Basic installation is easy. Download the tar file from http://kupu.oscom.org/download/ (450K), and unpack it in a directory that is accessible from your web site. It creates and populates a directory called kupu/. You'll see a number of files and subdirectories. The beginner can happily ignore the vast majority of these. You don't need to run make or any of that business. At this stage I suggest that you actively avoid the documentation in the doc/ subdirectory.

To see what the editor looks like, start up a suitable browser and type in the path to this file on your web site <your path>/kupu/common/kupu.html (in other words, you supply everything before the kupu/ directory name). You can look at an installation on my Kupu editor test page. You will see something like the page shown in Figure 1.

Kupu example page
Figure 1. A Kupu example page

There are three parts to this page. The toolbar at the top contains icons for the standard functions people expect to find in an editor. The panel to the right contains blocks for certain functions that require additional information. The panel on the left is the actual document you are editing. In this case it preloads a default document that explains a little about the design philosophy of Kupu.

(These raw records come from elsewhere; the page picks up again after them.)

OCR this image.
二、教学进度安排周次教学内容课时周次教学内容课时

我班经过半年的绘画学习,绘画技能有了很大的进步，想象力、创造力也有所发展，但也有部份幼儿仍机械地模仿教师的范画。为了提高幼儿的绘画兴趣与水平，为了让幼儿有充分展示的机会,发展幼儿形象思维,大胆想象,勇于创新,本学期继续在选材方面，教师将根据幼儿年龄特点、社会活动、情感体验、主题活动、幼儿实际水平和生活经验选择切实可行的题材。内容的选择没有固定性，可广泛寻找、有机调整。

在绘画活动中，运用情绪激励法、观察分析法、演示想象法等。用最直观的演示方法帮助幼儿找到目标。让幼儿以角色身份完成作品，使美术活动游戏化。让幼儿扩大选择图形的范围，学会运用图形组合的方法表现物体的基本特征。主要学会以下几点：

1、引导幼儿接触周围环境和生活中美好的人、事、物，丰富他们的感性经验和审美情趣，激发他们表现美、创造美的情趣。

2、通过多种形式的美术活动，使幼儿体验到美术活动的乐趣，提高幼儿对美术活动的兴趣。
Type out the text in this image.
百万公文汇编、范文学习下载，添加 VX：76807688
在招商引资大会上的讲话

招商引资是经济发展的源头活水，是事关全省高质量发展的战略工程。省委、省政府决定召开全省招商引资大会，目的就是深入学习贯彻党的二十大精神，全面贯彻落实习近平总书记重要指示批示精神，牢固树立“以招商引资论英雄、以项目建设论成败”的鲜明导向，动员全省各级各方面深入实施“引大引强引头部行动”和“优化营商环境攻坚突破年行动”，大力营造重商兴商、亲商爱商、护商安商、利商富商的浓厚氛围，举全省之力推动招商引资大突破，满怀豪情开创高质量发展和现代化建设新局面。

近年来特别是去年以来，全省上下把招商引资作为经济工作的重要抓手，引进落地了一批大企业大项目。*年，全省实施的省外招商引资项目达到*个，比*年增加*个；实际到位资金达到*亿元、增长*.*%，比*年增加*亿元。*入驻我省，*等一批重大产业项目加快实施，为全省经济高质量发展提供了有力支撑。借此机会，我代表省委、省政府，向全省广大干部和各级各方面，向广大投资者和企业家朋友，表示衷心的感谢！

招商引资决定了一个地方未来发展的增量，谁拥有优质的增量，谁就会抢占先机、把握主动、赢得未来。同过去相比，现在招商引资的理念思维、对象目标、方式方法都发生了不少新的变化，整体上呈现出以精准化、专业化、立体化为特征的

To edit the text, click somewhere in the text and start typing. If you are using Firefox and that doesn't do anything, press F7 on your keyboard. That enables something called caret browsing, which should fix the problem. Take it for a spin. The interface has a few quirks, but it's pretty intuitive. Select some text and change its color and format. Create some links. Insert an image from a URL and resize it. Best of all, insert a table and add and delete rows and columns. If you try to save your changes from this demo you will trigger an error, but I'll show how to fix that soon.

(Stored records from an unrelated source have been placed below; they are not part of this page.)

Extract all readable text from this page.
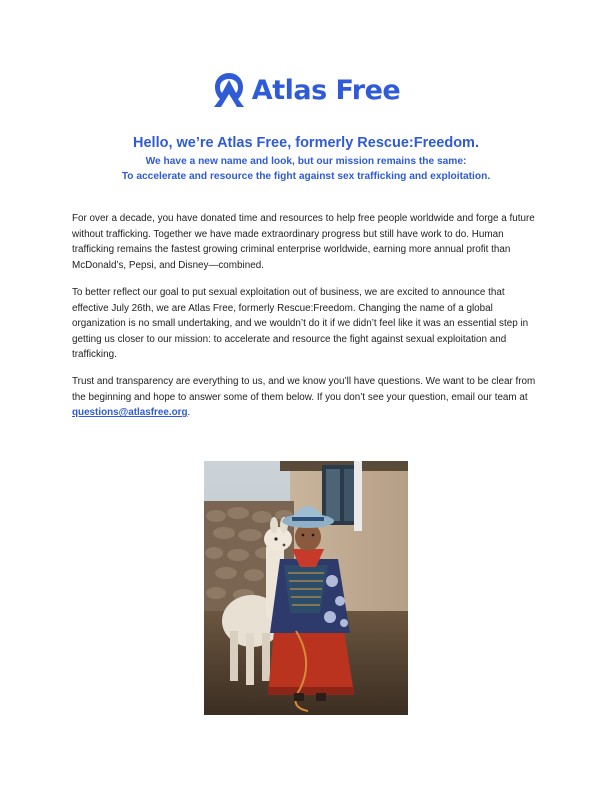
Atlas Free
Hello, we’re Atlas Free, formerly Rescue:Freedom.

We have a new name and look, but our mission remains the same:

To accelerate and resource the fight against sex trafficking and exploitation.

For over a decade, you have donated time and resources to help free people worldwide and forge a future without trafficking. Together we have made extraordinary progress but still have work to do. Human trafficking remains the fastest growing criminal enterprise worldwide, earning more annual profit than McDonald’s, Pepsi, and Disney—combined.

To better reflect our goal to put sexual exploitation out of business, we are excited to announce that effective July 26th, we are Atlas Free, formerly Rescue:Freedom. Changing the name of a global organization is no small undertaking, and we wouldn’t do it if we didn’t feel like it was an essential step in getting us closer to our mission: to accelerate and resource the fight against sexual exploitation and trafficking.

Trust and transparency are everything to us, and we know you’ll have questions. We want to be clear from the beginning and hope to answer some of them below. If you don’t see your question, email our team at questions@atlasfree.org.
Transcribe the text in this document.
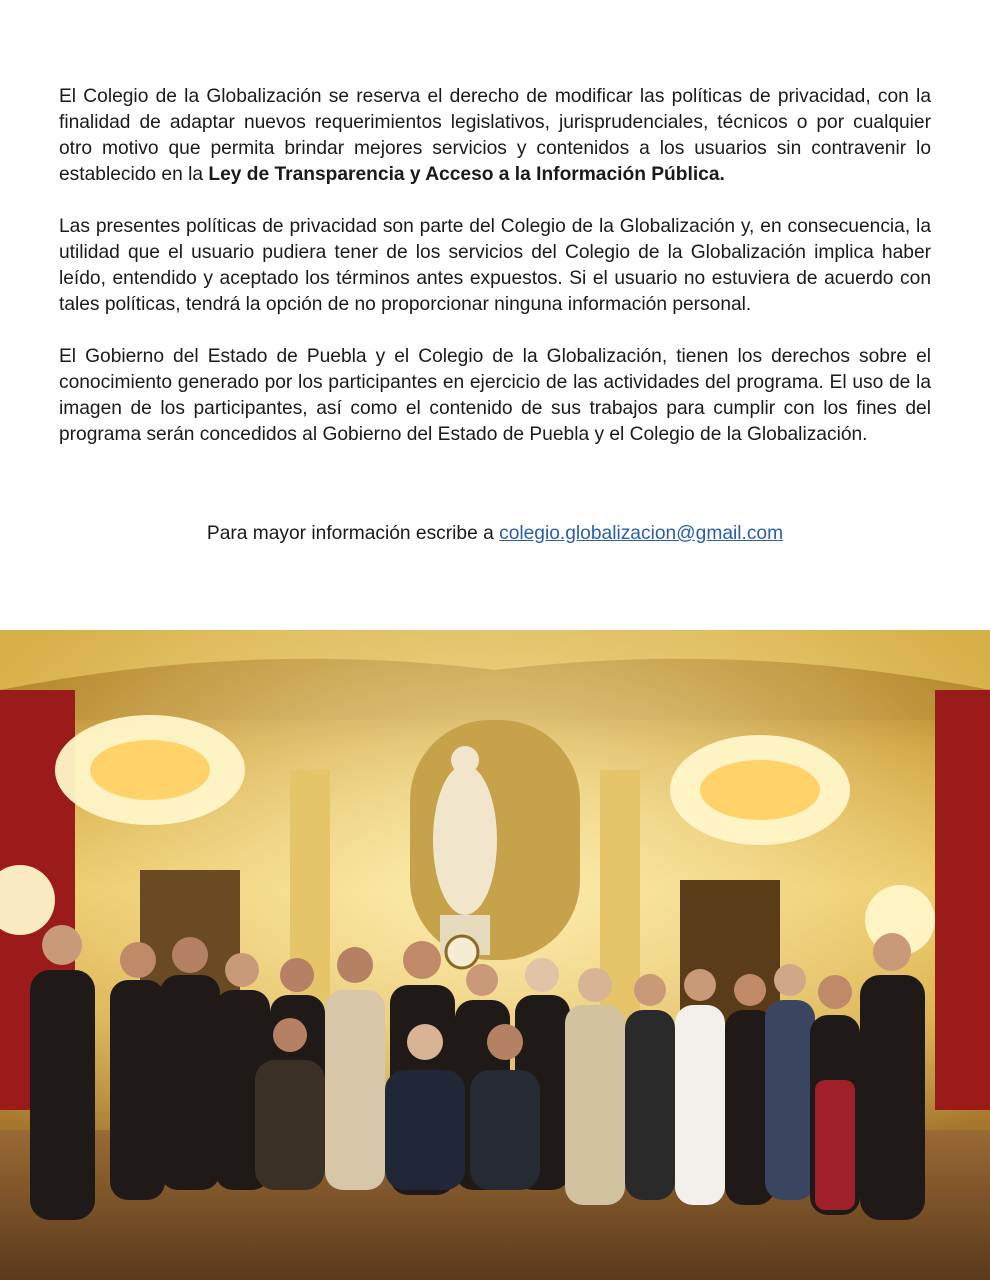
El Colegio de la Globalización se reserva el derecho de modificar las políticas de privacidad, con la finalidad de adaptar nuevos requerimientos legislativos, jurisprudenciales, técnicos o por cualquier otro motivo que permita brindar mejores servicios y contenidos a los usuarios sin contravenir lo establecido en la Ley de Transparencia y Acceso a la Información Pública.

Las presentes políticas de privacidad son parte del Colegio de la Globalización y, en consecuencia, la utilidad que el usuario pudiera tener de los servicios del Colegio de la Globalización implica haber leído, entendido y aceptado los términos antes expuestos. Si el usuario no estuviera de acuerdo con tales políticas, tendrá la opción de no proporcionar ninguna información personal.

El Gobierno del Estado de Puebla y el Colegio de la Globalización, tienen los derechos sobre el conocimiento generado por los participantes en ejercicio de las actividades del programa. El uso de la imagen de los participantes, así como el contenido de sus trabajos para cumplir con los fines del programa serán concedidos al Gobierno del Estado de Puebla y el Colegio de la Globalización.

Para mayor información escribe a colegio.globalizacion@gmail.com
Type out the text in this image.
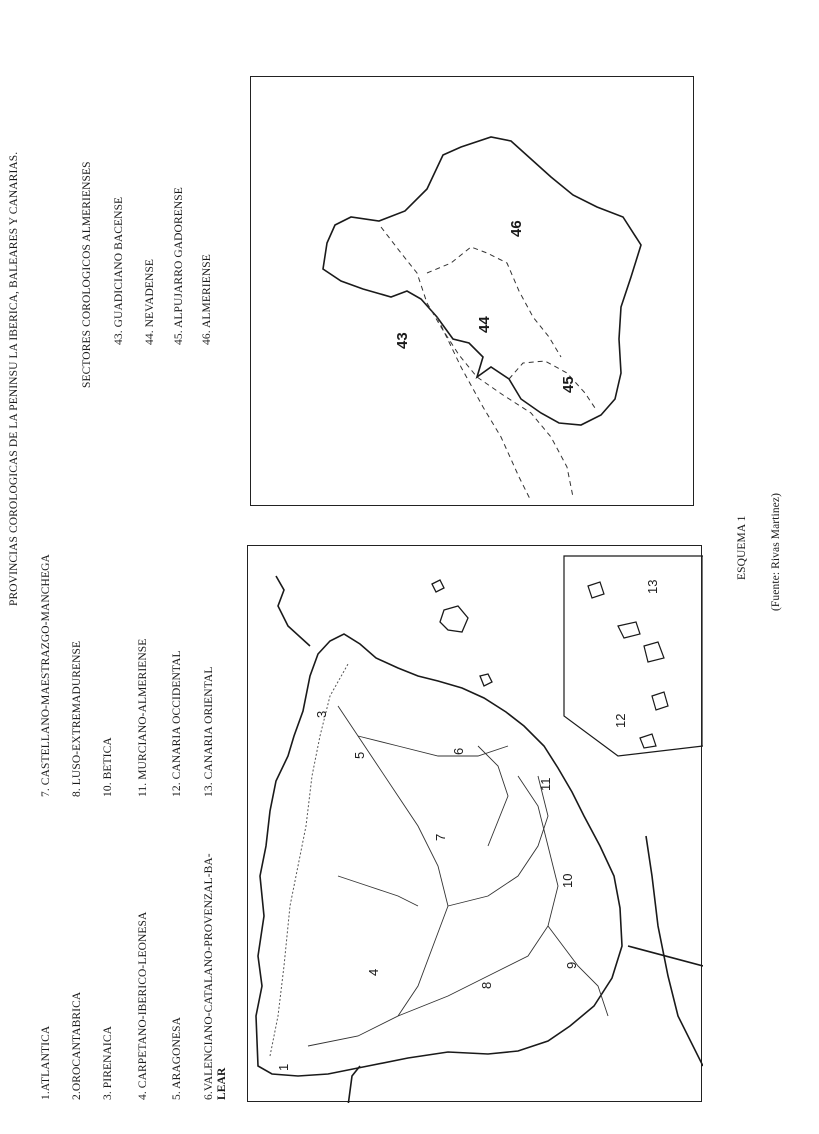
PROVINCIAS COROLOGICAS DE LA PENINSU LA IBERICA, BALEARES Y CANARIAS.
1.ATLANTICA 2.OROCANTABRICA 3. PIRENAICA 4. CARPETANO-IBERICO-LEONESA 5. ARAGONESA 6.VALENCIANO-CATALANO-PROVENZAL-BA- LEAR
7. CASTELLANO-MAESTRAZGO-MANCHEGA 8. LUSO-EXTREMADURENSE 10. BETICA 11. MURCIANO-ALMERIENSE 12. CANARIA OCCIDENTAL 13. CANARIA ORIENTAL
SECTORES COROLOGICOS ALMERIENSES 43. GUADICIANO BACENSE 44. NEVADENSE 45. ALPUJARRO GADORENSE 46. ALMERIENSE
1
3
4
5
6
7
8
9
10
11
12
13
43
44
45
46
ESQUEMA 1 (Fuente: Rivas Martinez)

In its current release, Kupu may not do everything you want from a WYSIWYG editor. You can't change the fonts, for example, and you can only insert images that are already available on the Web. A couple of other features don't seem to work, at least in my hands. Its capabilities are more than enough for a lot of applications, though. Kupu is an amazing achievement when you consider that no plugin or Java applet is involved. This is just a web page with JavaScript.

Kupu's real value comes from its ability to be embedded in other applications. You can do this in one of two ways. The easiest is to have it upload its content to the server as a parameter to a CGI script, using the POST method. Less conventional, but the preference of the Kupu team, is to use the PUT method, along with a simple CGI script, to upload the content into a specific file on the web site.

Working with the Kupu Distribution

All of these features come at the price of a lot of JavaScript code in files that you need to include in pages that have Kupu embedded in them. Even a basic page like common/kupu.html contains some pretty daunting code. What's more, all of those links to the included files are relative, which can cause all sorts of headaches if you want to mess around with the structure of the distribution directory. You really don't want to touch the distribution, but you need a way to link your custom content to it and still have everything work. Fortunately, there is a simple solution in the form of the <base> tag.

Place the distribution into a subdirectory under your web tree. Now create a directory elsewhere under the tree for your own pages. Copy over a template page (kupu/common/kupu.html or kupu/common/kupuform.html) and add a <base> tag in the <head> section of the web page that points to the common subdirectory in the distribution. For example:

<head>
<base href="http://www.craic.com/oreilly/kupu/kupu/common/">
</head>

This has the effect in your browser of prepending that URL to any relative links it encounters. Note that it has to be the complete URL path to the directory, including the host name, and that this will apply to all relative URLs in this page, not just the Kupu-related ones. Bear this in mind if you include any images, style sheets, or links to other pages on your site.